Listen closely lodgers and non-lodgers alike. It may sound melodramatic but acceptance – your first lesson in lodging – is fittingly one of the most important in terms of staying sane and, ultimately, surviving.
For a long time, I didn’t accept my situation as a lodger. I would let being at the bottom of the ‘caste system’ within the house get to me. For example, trying to negotiate with a then 15-year-old boy and 12-year-old girl to watch something we all like on the television would, for a long time, frustrate me enormously. My requests to be fair would usually be ignored or refused. And when we rarely negotiated away from MTV Dance or the Disney Channel, it would inevitably be E4 and Friends or Comedy Central and Scrubs. Often episodes that I’d already seen and quite often they’d already seen. But at least it was a compromise. And that soothed me. Although any equality I had was non-existent when South Park was on.
And when Crazy Yank was in control of the remote, I initially expected negotiation to be greeted with the maturity of another adult. Instead, my meek ‘Why don’t we put on something we all want to watch?’ would inevitably translate into Extreme Sports, some obscure documentary about a molecule that nobody wanted to watch and him commenting ‘How fascinating’ and ‘Wow, get a load of this’ before telling us facts and figures about something completely unrelated… or Nigerian Movies. Whatever his choice, we would watch the television at an average 50 volume (10 was loud enough for the average person). Once I watched, as I sat two metres away from the dolby surround system, as the volume crept to 72. I was screaming inside.

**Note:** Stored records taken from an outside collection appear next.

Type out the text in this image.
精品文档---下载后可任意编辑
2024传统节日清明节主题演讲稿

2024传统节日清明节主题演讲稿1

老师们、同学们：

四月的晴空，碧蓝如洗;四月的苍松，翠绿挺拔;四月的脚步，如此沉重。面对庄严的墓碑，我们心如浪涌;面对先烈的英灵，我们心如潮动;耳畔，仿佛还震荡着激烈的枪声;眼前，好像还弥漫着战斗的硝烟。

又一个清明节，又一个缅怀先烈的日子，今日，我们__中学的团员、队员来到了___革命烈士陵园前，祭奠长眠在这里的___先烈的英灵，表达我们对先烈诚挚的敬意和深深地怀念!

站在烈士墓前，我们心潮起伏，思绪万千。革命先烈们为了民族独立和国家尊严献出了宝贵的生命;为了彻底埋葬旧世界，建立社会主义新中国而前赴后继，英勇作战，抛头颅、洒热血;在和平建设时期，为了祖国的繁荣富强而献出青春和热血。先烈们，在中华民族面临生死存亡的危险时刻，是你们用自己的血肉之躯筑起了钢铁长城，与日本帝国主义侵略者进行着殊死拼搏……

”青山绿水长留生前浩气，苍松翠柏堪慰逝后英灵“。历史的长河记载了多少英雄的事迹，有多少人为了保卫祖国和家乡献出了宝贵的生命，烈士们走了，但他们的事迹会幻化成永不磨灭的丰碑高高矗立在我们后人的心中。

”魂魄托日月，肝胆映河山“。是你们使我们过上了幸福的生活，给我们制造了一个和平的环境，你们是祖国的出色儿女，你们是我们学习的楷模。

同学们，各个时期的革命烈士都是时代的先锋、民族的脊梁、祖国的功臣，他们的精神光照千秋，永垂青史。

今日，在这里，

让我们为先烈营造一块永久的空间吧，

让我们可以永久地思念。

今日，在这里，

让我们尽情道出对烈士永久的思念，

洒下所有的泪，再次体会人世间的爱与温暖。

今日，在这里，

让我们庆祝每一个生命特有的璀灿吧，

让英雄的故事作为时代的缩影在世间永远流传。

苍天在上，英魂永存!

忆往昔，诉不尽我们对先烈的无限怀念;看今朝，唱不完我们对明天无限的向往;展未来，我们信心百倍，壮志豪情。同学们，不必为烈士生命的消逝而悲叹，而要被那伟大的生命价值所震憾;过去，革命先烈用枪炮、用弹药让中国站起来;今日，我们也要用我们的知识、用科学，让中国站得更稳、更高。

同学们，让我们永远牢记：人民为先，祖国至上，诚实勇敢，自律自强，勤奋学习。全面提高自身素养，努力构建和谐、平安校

But it is that these sorts of times that I learnt to walk away, down the stairs, close the door and regain some control. Yes, I could still hear the television in my bedroom. I’m sure the neighbours could hear it. I’m sure that’s what made the cat transform into Demon Cat because he apparently never suffered from severe mood swings or a stare that said: ‘Just as you’re dropping off, I’m going to jump up on to your pillow, sit on your face until my furry backside suffocates you and you die’ as a kitten. And no, I couldn’t change the TV channel in my room because all the television channels linked up to whatever was being watched in the lounge. But I could put on a DVD. Read a book or a magazine. And stop myself from screaming inside my head. For a while at least.